The rods and cones in my eyes haven't worked properly since birth, and as a result, I am unable to see numbers in those multi-colored circles which I sometimes come across in anatomy textbooks. I wonder if the colors I see in my world are the same that you see in yours. If I were hit on the head and this "problem" suddenly miraculously corrected, would I go insane in seeing that the sun is now your blue, the sky your yellow? I wonder too if the colors I saw at the beach on Sunday night were more amazing in being viewed with my imperfect eyes. The combination of overcast sky, reflective sea, and fading daylight created the most perfect shade of blue I've ever seen. Was the world wearing this hue to mourn the death of a season?

Monday morning I found myself beside a completely different body of water. I finally had my hangover-delayed djembe lesson with Alama. He wanted to be outside on this near-perfect fall day, so we played in the park beside Lake Togo. It was bizarre to be an American in Japan, conversing in French with a man from Guinea, within sight of a large Chinese garden and pavillion. (All in a day's work for this internationalizationer.) As we played, an old man fishing nearby reeled in something big, and Alama without a pause began to sing out in his powerful griot voice: "A fish ya, a fish ya, give me some of that fish, man, if you please." In Japanese. I wonder how he'd handle a Marley tune.

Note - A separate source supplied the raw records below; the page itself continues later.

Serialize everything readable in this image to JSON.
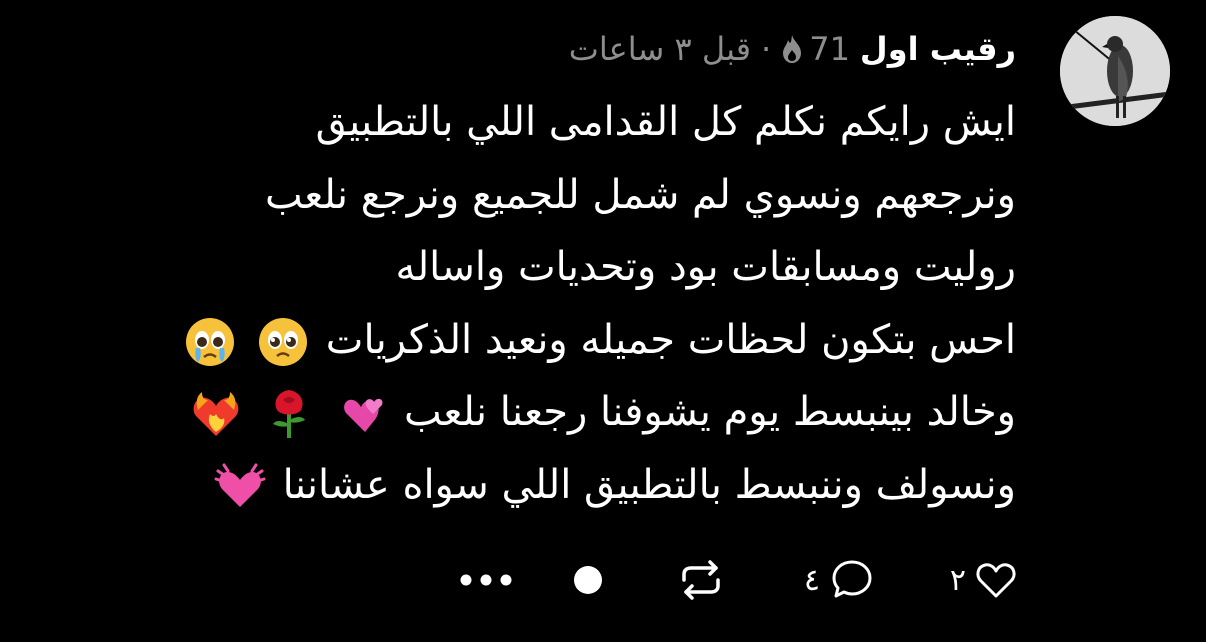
{
  "post": {
    "username": "رقيب اول",
    "rank_label": "71",
    "rank_icon": "fire-icon",
    "time_text": "قبل ٣ ساعات",
    "lines": [
      "ايش رايكم نكلم كل القدامى اللي بالتطبيق",
      "ونرجعهم ونسوي لم شمل للجميع ونرجع نلعب",
      "روليت ومسابقات بود وتحديات واساله",
      "احس بتكون لحظات جميله ونعيد الذكريات",
      "وخالد بينبسط يوم يشوفنا رجعنا نلعب",
      "ونسولف وننبسط بالتطبيق اللي سواه عشاننا"
    ],
    "emojis": {
      "line4": [
        "pleading-face-icon",
        "crying-pleading-face-icon"
      ],
      "line5": [
        "heart-on-fire-icon",
        "rose-icon",
        "revolving-hearts-icon"
      ],
      "line6": [
        "growing-heart-icon"
      ]
    }
  },
  "actions": {
    "like_count": "٢",
    "reply_count": "٤",
    "icons": [
      "heart-icon",
      "comment-icon",
      "repost-icon",
      "record-icon",
      "more-icon"
    ]
  },
  "colors": {
    "background": "#000000",
    "text": "#ffffff",
    "muted": "#8e8e8e"
  }
}
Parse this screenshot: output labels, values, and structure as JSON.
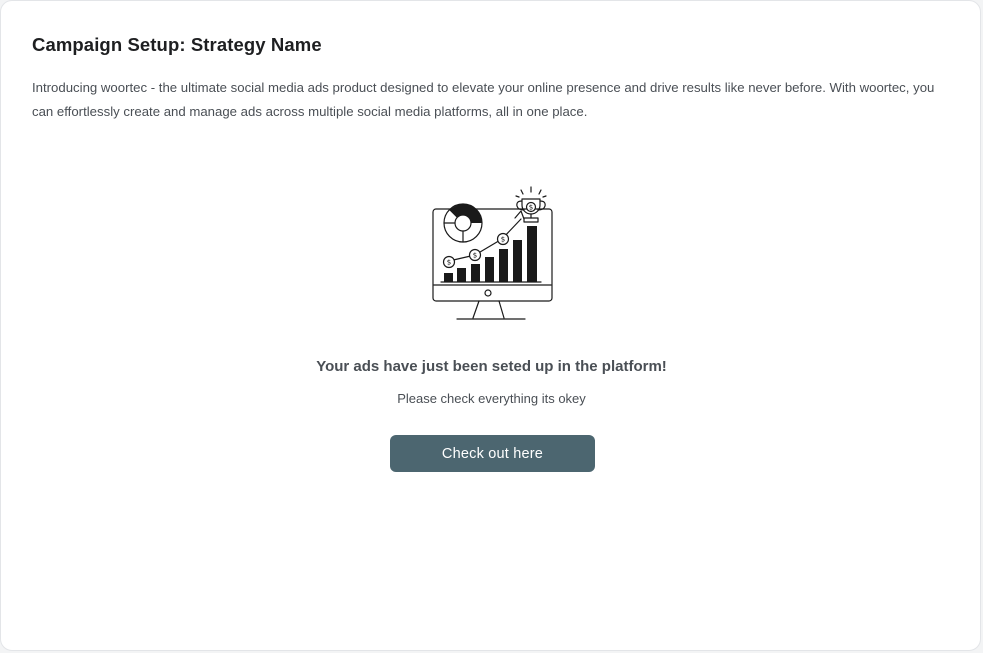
{
  "page": {
    "title": "Campaign Setup: Strategy Name",
    "intro": "Introducing woortec - the ultimate social media ads product designed to elevate your online presence and drive results like never before. With woortec, you can effortlessly create and manage ads across multiple social media platforms, all in one place."
  },
  "success": {
    "illustration_icon": "monitor-growth-chart-trophy-icon",
    "heading": "Your ads have just been seted up in the platform!",
    "subtext": "Please check everything its okey",
    "button_label": "Check out here"
  },
  "colors": {
    "button_bg": "#4c6670",
    "text": "#4a4f55",
    "title": "#1e1f21",
    "card_border": "#e3e5e8"
  }
}
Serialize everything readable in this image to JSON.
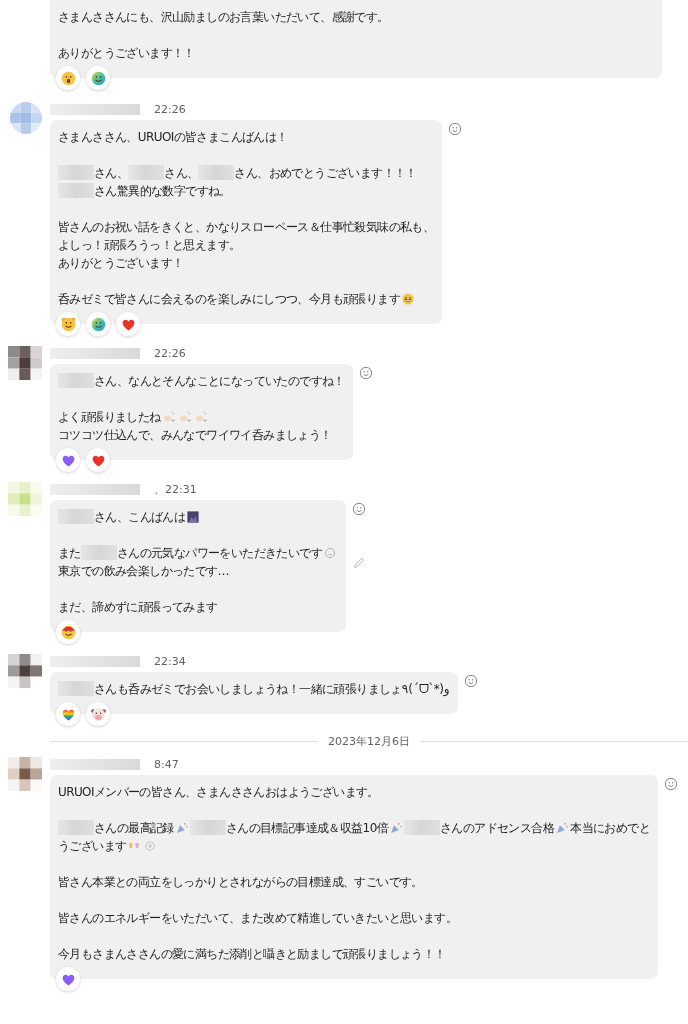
{
  "messages": [
    {
      "paragraphs": [
        [
          [
            {
              "text": "さまんささんにも、沢山励ましのお言葉いただいて、感謝です。"
            }
          ]
        ],
        [
          [
            {
              "text": "ありがとうございます！！"
            }
          ]
        ]
      ],
      "reactions": [
        {
          "kind": "surprised"
        },
        {
          "kind": "rainbow-smile"
        }
      ]
    },
    {
      "time": "22:26",
      "react_icon": true,
      "paragraphs": [
        [
          [
            {
              "text": "さまんささん、URUOIの皆さまこんばんは！"
            }
          ]
        ],
        [
          [
            {
              "kind": "redacted"
            },
            {
              "text": "さん、"
            },
            {
              "kind": "redacted"
            },
            {
              "text": "さん、"
            },
            {
              "kind": "redacted"
            },
            {
              "text": "さん、おめでとうございます！！！"
            }
          ],
          [
            {
              "kind": "redacted"
            },
            {
              "text": "さん驚異的な数字ですね。"
            }
          ]
        ],
        [
          [
            {
              "text": "皆さんのお祝い話をきくと、かなりスローペース＆仕事忙殺気味の私も、"
            }
          ],
          [
            {
              "text": "よしっ！頑張ろうっ！と思えます。"
            }
          ],
          [
            {
              "text": "ありがとうございます！"
            }
          ]
        ],
        [
          [
            {
              "text": "呑みゼミで皆さんに会えるのを楽しみにしつつ、今月も頑張ります"
            },
            {
              "kind": "grin"
            }
          ]
        ]
      ],
      "reactions": [
        {
          "kind": "bear-smile"
        },
        {
          "kind": "rainbow-smile"
        },
        {
          "kind": "heart",
          "color": "#e8322b"
        }
      ]
    },
    {
      "time": "22:26",
      "react_icon": true,
      "paragraphs": [
        [
          [
            {
              "kind": "redacted"
            },
            {
              "text": "さん、なんとそんなことになっていたのですね！"
            }
          ]
        ],
        [
          [
            {
              "text": "よく頑張りましたね"
            },
            {
              "kind": "clap"
            },
            {
              "kind": "clap"
            },
            {
              "kind": "clap"
            }
          ],
          [
            {
              "text": "コツコツ仕込んで、みんなでワイワイ呑みましょう！"
            }
          ]
        ]
      ],
      "reactions": [
        {
          "kind": "heart",
          "color": "#8b5cf6"
        },
        {
          "kind": "heart",
          "color": "#e8322b"
        }
      ]
    },
    {
      "time": "、22:31",
      "react_icon": true,
      "edit_icon": true,
      "paragraphs": [
        [
          [
            {
              "kind": "redacted"
            },
            {
              "text": "さん、こんばんは"
            },
            {
              "kind": "night"
            }
          ]
        ],
        [
          [
            {
              "text": "また"
            },
            {
              "kind": "redacted"
            },
            {
              "text": "さんの元気なパワーをいただきたいです"
            },
            {
              "kind": "smile"
            }
          ],
          [
            {
              "text": "東京での飲み会楽しかったです…"
            }
          ]
        ],
        [
          [
            {
              "text": "まだ、諦めずに頑張ってみます"
            }
          ]
        ]
      ],
      "reactions": [
        {
          "kind": "santa"
        }
      ]
    },
    {
      "time": "22:34",
      "react_icon": true,
      "paragraphs": [
        [
          [
            {
              "kind": "redacted"
            },
            {
              "text": "さんも呑みゼミでお会いしましょうね！一緒に頑張りましょ٩(ˊᗜˋ*)و"
            }
          ]
        ]
      ],
      "reactions": [
        {
          "kind": "rainbow-heart"
        },
        {
          "kind": "cow"
        }
      ]
    },
    {
      "date": "2023年12月6日",
      "time": "8:47",
      "react_icon": true,
      "paragraphs": [
        [
          [
            {
              "text": "URUOIメンバーの皆さん、さまんささんおはようございます。"
            }
          ]
        ],
        [
          [
            {
              "kind": "redacted"
            },
            {
              "text": "さんの最高記録"
            },
            {
              "kind": "party"
            },
            {
              "kind": "redacted"
            },
            {
              "text": "さんの目標記事達成＆収益10倍"
            },
            {
              "kind": "party"
            },
            {
              "kind": "redacted"
            },
            {
              "text": "さんのアドセンス合格"
            },
            {
              "kind": "party"
            },
            {
              "text": "本当におめでと"
            }
          ],
          [
            {
              "text": "うございます"
            },
            {
              "kind": "cheers"
            },
            {
              "kind": "seal"
            }
          ]
        ],
        [
          [
            {
              "text": "皆さん本業との両立をしっかりとされながらの目標達成、すごいです。"
            }
          ]
        ],
        [
          [
            {
              "text": "皆さんのエネルギーをいただいて、また改めて精進していきたいと思います。"
            }
          ]
        ],
        [
          [
            {
              "text": "今月もさまんささんの愛に満ちた添削と囁きと励ましで頑張りましょう！！"
            }
          ]
        ]
      ],
      "reactions": [
        {
          "kind": "heart",
          "color": "#8b5cf6"
        }
      ]
    }
  ]
}
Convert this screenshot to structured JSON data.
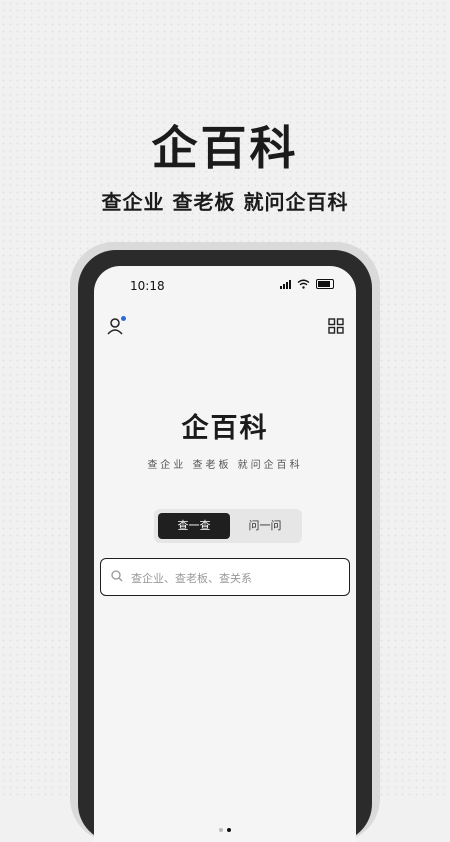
{
  "hero": {
    "title": "企百科",
    "subtitle": "查企业 查老板 就问企百科"
  },
  "status_bar": {
    "time": "10:18"
  },
  "header": {
    "user_icon": "user-icon",
    "grid_icon": "grid-icon",
    "notification_color": "#2f6bd8"
  },
  "app": {
    "logo": "企百科",
    "tagline": "查企业 查老板 就问企百科"
  },
  "tabs": [
    {
      "label": "查一查",
      "active": true
    },
    {
      "label": "问一问",
      "active": false
    }
  ],
  "search": {
    "placeholder": "查企业、查老板、查关系"
  },
  "pager": {
    "count": 2,
    "active_index": 1
  },
  "colors": {
    "accent": "#1f1f1f",
    "background": "#f1f1f1"
  }
}
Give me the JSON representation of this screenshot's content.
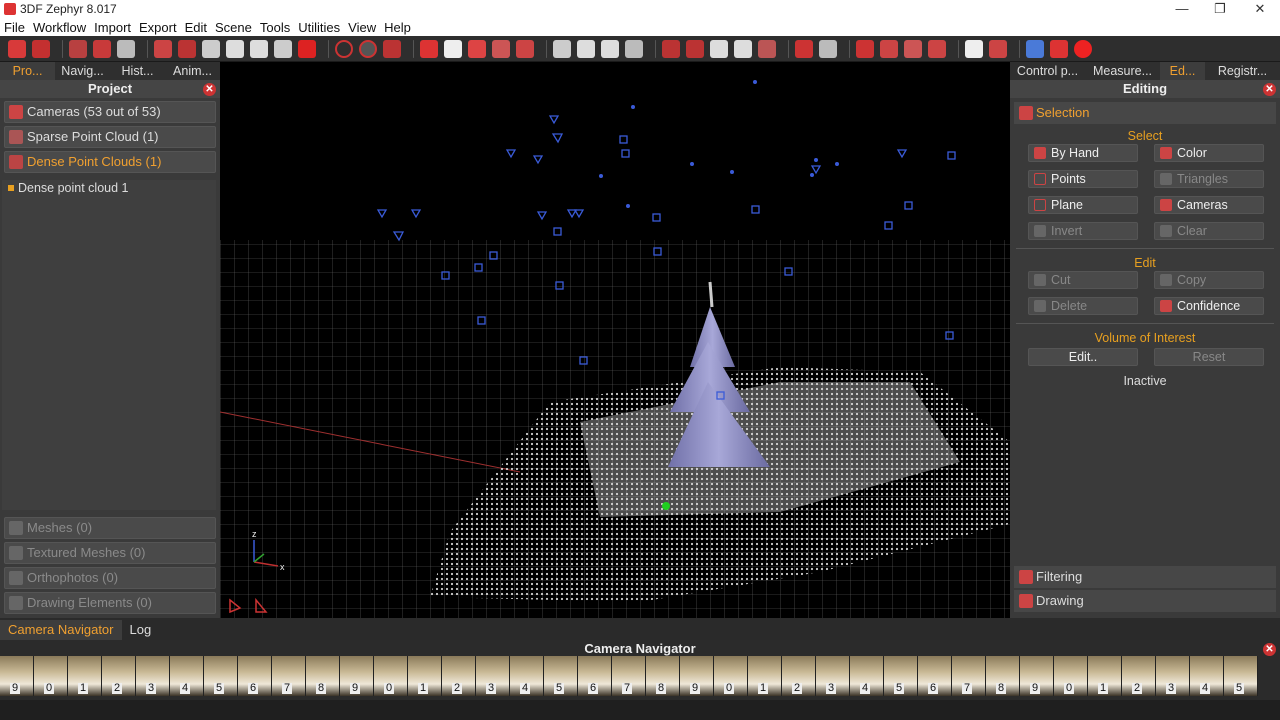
{
  "window": {
    "title": "3DF Zephyr 8.017",
    "min": "—",
    "max": "❐",
    "close": "✕"
  },
  "menu": [
    "File",
    "Workflow",
    "Import",
    "Export",
    "Edit",
    "Scene",
    "Tools",
    "Utilities",
    "View",
    "Help"
  ],
  "left_tabs": [
    "Pro...",
    "Navig...",
    "Hist...",
    "Anim..."
  ],
  "project": {
    "title": "Project",
    "items": [
      {
        "label": "Cameras (53 out of 53)"
      },
      {
        "label": "Sparse Point Cloud (1)"
      },
      {
        "label": "Dense Point Clouds (1)"
      }
    ],
    "sub_item": "Dense point cloud 1",
    "disabled_items": [
      {
        "label": "Meshes (0)"
      },
      {
        "label": "Textured Meshes (0)"
      },
      {
        "label": "Orthophotos (0)"
      },
      {
        "label": "Drawing Elements (0)"
      }
    ]
  },
  "viewport": {
    "axis_z": "z",
    "axis_x": "x"
  },
  "right_tabs": [
    "Control p...",
    "Measure...",
    "Ed...",
    "Registr..."
  ],
  "editing": {
    "title": "Editing",
    "selection": "Selection",
    "select_label": "Select",
    "select_buttons": [
      {
        "label": "By Hand"
      },
      {
        "label": "Color"
      },
      {
        "label": "Points"
      },
      {
        "label": "Triangles"
      },
      {
        "label": "Plane"
      },
      {
        "label": "Cameras"
      },
      {
        "label": "Invert"
      },
      {
        "label": "Clear"
      }
    ],
    "edit_label": "Edit",
    "edit_buttons": [
      {
        "label": "Cut"
      },
      {
        "label": "Copy"
      },
      {
        "label": "Delete"
      },
      {
        "label": "Confidence"
      }
    ],
    "voi_label": "Volume of Interest",
    "voi_edit": "Edit..",
    "voi_reset": "Reset",
    "voi_status": "Inactive",
    "filtering": "Filtering",
    "drawing": "Drawing"
  },
  "bottom_tabs": [
    "Camera Navigator",
    "Log"
  ],
  "camera_navigator": {
    "title": "Camera Navigator",
    "thumb_numbers": [
      "9",
      "0",
      "1",
      "2",
      "3",
      "4",
      "5",
      "6",
      "7",
      "8",
      "9",
      "0",
      "1",
      "2",
      "3",
      "4",
      "5",
      "6",
      "7",
      "8",
      "9",
      "0",
      "1",
      "2",
      "3",
      "4",
      "5",
      "6",
      "7",
      "8",
      "9",
      "0",
      "1",
      "2",
      "3",
      "4",
      "5"
    ]
  },
  "colors": {
    "accent": "#f0a030",
    "close": "#cc3333",
    "camera_marker": "#3a5bd8",
    "tree": "#8e8ec8"
  }
}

After the lesson, I headed into the hills nearby. I had heard that there was a small castle around here, atop a steep mountain path. Midway up, I passed hundreds of wasps swarming a dead tree beside the path. As usual, I had my head down, carefully looking for vipers on the overgrown trail. I had heard the wasps, but hadn't seen them until I was standing amidst them. A tense moment. If you hike a lot in Japan, you'll often come across old-timers who'll warn you about wasps, but this was the first time I'd actually seen any. Apparently they hadn't worried the old-timer I met at the mountain top, beside the castle. He was a spry 84, and had climbed up from a nearby village. Surprisingly, he seemed unfazed at my skin-tone, smiling and asking where I live rather than where I'm from. After a quick chat he descended and I was left alone with the history and the view. Hiking down via a different path, I came across some bizarre rock formations and an explanatory sign. I love how in countries with a long history, local place names are often taken from legend. It gives the feeling that I'm tied into something far bigger, far older, than myself. Much nicer than calling a place "Taylorville" simply because some guy named Edward Joseph Taylor decided to build himself a bank and railroad stop.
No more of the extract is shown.